The gene, called p53, makes a protein that causes abnormal cells to self-destruct before they turn malignant. Mutated forms of the gene don’t perform this function as well.
About half of cancers have a mutated p53 gene, making it the most commonly mutated gene in malignancies. As such, it has been a major target of drug development to restore normal function. But in certain instances restoring normal function could help the tumor grow. So knowing what these drugs will do to a particular cancer is vital.
The study demonstrates a point that oncologists have been making for decades: Cancer is not one disease. What we call cancer is hundreds of genetic diseases that share certain characteristics. And as knowledge grows about the differences between cancers, the desirability of personalized treatment becomes more evident.
Researchers led by Yang Xu based their results on studies of human patients, cell samples and mouse models of cancer. The study
Cancers often occur gradually, with a series of mutations that weaken genetic defenses against abnormal growth. Their degree of aggressiveness also varies. Some cancers are rapid-growing and require immediate treatment.

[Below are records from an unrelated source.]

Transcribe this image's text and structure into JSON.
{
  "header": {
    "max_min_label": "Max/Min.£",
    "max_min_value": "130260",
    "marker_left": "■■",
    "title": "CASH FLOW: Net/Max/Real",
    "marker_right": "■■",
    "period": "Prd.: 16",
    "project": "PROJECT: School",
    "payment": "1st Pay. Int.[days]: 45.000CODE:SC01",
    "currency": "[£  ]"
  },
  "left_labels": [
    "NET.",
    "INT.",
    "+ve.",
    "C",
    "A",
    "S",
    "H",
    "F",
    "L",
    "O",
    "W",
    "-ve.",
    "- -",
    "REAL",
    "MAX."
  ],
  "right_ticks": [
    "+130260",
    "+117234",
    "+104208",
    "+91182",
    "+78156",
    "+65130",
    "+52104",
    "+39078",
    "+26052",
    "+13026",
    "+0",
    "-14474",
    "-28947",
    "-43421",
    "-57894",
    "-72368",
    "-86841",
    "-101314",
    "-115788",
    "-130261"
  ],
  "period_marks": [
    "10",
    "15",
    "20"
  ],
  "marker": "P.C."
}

Other cancers are slow-growing, and may not need immediate treatment.
Slow-growing cancers can cross a threshold and begin to spread rapidly. The activity of p53, or the lack of it, helps determine if and when that threshold is reached.

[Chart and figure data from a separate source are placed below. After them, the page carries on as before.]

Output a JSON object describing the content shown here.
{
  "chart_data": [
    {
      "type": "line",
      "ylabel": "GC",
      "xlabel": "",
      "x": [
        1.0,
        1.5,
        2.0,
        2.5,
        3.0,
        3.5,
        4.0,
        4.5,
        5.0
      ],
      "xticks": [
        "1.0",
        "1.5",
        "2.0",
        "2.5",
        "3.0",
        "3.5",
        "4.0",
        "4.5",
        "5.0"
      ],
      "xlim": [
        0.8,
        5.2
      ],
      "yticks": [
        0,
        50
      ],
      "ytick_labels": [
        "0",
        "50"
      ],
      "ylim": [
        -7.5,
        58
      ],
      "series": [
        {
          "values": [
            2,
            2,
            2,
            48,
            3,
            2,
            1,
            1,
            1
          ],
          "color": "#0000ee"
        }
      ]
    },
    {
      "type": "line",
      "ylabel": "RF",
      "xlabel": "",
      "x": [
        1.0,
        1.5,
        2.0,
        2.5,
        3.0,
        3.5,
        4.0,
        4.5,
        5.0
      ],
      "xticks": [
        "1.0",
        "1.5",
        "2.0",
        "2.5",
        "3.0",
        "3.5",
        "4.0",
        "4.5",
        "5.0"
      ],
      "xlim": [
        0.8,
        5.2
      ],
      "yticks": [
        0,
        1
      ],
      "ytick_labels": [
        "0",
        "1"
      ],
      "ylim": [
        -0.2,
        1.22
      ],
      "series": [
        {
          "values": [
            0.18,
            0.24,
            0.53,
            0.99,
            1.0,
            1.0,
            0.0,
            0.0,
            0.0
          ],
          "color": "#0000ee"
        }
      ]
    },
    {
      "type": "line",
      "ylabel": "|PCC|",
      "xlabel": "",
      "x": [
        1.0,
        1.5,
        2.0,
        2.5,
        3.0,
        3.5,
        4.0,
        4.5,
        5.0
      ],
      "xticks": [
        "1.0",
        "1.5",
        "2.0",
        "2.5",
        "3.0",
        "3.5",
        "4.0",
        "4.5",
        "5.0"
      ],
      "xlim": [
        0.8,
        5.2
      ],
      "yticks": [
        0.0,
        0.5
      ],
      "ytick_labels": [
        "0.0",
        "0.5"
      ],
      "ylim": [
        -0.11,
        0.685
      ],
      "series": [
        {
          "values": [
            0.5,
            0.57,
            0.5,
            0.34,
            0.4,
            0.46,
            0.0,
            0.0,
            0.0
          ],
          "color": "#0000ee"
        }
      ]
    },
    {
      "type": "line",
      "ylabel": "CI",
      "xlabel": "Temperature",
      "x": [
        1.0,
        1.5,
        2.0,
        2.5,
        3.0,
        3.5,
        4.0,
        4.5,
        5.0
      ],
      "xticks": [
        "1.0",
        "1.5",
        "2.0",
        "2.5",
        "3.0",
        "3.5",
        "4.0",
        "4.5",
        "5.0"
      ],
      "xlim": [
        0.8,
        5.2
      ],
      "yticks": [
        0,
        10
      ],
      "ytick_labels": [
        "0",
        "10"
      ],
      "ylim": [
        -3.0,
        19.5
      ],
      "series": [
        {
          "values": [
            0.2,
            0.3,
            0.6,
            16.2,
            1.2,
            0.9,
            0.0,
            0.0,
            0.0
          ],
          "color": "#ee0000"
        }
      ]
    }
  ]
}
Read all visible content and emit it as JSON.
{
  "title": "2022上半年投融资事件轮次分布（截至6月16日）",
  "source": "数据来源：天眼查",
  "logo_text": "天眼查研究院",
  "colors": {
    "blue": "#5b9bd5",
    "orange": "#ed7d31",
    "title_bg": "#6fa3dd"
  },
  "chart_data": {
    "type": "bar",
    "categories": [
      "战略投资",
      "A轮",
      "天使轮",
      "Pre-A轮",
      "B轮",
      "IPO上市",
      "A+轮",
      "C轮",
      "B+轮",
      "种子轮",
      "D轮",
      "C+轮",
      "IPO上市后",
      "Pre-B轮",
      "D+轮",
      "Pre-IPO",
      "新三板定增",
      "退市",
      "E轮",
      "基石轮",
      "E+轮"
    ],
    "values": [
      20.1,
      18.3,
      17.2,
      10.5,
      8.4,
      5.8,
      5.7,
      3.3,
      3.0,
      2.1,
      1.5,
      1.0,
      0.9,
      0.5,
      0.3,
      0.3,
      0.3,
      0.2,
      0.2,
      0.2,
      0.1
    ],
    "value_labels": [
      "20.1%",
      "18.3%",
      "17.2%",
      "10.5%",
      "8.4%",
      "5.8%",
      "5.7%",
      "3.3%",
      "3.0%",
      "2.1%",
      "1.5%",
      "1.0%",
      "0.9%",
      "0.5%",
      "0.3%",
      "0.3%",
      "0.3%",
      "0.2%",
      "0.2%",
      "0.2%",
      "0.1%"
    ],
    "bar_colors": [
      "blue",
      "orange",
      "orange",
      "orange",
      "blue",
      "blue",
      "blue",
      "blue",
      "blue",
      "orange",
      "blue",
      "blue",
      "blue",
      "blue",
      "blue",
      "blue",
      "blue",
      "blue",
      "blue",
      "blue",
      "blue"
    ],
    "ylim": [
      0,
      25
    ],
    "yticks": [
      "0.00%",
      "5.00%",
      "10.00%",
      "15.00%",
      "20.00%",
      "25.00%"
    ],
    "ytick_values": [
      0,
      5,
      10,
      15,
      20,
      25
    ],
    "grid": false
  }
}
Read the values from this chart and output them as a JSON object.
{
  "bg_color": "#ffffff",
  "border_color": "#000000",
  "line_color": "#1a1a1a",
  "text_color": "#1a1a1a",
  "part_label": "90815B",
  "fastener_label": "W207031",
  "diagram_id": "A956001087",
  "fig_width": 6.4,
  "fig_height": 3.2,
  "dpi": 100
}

Ovarian cancer is one example in which the lack of normal p53 is implicated. In some aggressive ovarian cancers, the gene is mutated nearly all the time. But the gene is much less frequently mutated in hepatocellular or liver cancers.

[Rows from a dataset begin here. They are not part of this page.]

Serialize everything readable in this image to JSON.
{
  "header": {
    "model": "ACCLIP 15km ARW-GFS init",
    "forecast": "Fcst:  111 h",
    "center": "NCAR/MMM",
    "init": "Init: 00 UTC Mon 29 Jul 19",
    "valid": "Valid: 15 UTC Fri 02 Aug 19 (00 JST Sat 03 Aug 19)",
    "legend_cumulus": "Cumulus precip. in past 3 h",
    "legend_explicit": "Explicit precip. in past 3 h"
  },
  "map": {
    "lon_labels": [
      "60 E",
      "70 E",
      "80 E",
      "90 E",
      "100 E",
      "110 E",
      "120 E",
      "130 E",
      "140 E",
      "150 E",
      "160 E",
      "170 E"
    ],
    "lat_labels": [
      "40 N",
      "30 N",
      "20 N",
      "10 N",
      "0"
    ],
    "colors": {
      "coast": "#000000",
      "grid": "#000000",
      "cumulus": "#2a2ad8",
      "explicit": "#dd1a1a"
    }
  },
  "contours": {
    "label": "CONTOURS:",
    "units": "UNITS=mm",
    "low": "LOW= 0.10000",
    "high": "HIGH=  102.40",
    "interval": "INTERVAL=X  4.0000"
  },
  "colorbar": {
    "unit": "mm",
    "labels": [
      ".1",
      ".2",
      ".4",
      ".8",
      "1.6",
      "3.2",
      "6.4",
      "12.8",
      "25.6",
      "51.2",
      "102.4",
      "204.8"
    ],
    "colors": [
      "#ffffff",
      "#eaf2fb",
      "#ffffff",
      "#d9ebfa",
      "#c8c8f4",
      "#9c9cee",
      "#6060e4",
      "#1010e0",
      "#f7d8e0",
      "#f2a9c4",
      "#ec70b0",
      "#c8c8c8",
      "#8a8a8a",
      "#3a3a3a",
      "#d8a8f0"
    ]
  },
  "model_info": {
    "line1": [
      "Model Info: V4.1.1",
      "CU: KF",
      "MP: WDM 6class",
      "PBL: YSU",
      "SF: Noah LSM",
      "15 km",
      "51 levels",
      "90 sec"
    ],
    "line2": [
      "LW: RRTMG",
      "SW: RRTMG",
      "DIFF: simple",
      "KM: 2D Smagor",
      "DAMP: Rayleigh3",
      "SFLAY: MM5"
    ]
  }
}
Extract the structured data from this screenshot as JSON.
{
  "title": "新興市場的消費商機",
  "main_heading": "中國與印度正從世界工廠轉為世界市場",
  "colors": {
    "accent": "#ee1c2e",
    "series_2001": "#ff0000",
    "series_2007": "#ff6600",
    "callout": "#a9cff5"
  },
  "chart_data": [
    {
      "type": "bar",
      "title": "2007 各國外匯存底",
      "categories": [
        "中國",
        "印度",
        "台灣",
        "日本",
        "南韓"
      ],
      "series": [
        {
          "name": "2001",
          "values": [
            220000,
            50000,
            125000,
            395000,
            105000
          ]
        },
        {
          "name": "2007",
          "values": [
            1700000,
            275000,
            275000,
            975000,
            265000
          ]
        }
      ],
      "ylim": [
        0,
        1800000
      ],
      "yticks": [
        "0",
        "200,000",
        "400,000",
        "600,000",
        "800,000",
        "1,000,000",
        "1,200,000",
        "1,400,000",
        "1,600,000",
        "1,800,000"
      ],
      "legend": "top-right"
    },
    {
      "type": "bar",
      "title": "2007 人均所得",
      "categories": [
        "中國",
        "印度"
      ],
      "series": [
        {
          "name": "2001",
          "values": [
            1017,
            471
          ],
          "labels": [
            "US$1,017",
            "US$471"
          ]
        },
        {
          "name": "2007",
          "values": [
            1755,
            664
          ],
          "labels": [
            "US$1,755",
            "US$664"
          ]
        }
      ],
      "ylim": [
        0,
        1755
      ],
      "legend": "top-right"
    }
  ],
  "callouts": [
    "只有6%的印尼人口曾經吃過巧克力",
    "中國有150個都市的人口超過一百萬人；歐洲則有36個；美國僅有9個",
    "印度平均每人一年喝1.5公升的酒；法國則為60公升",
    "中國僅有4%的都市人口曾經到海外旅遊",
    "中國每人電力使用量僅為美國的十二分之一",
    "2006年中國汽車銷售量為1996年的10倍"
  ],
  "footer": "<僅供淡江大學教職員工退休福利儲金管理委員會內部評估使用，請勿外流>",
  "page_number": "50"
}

Xu and colleagues found that restoring p53 function in mutated liver cancer cells improves their metabolism by indirectly causing cells to switch to a process called glycolysis, which involves the heavy use of sugar as an energy source.
Normally, cells use a process that is more energy-efficient but limited by the availability of oxygen. Called oxidative phosphorylation, it takes place in mitochondria, organelles in cells that provide most of the body’s energy.
This metabolic change to glycolysis, called the Warburg effect, has been recognized for decades as a characteristic of cancer.
So in liver cancers, promoting p53 function will induce this metabolic shift, energizing the cancer.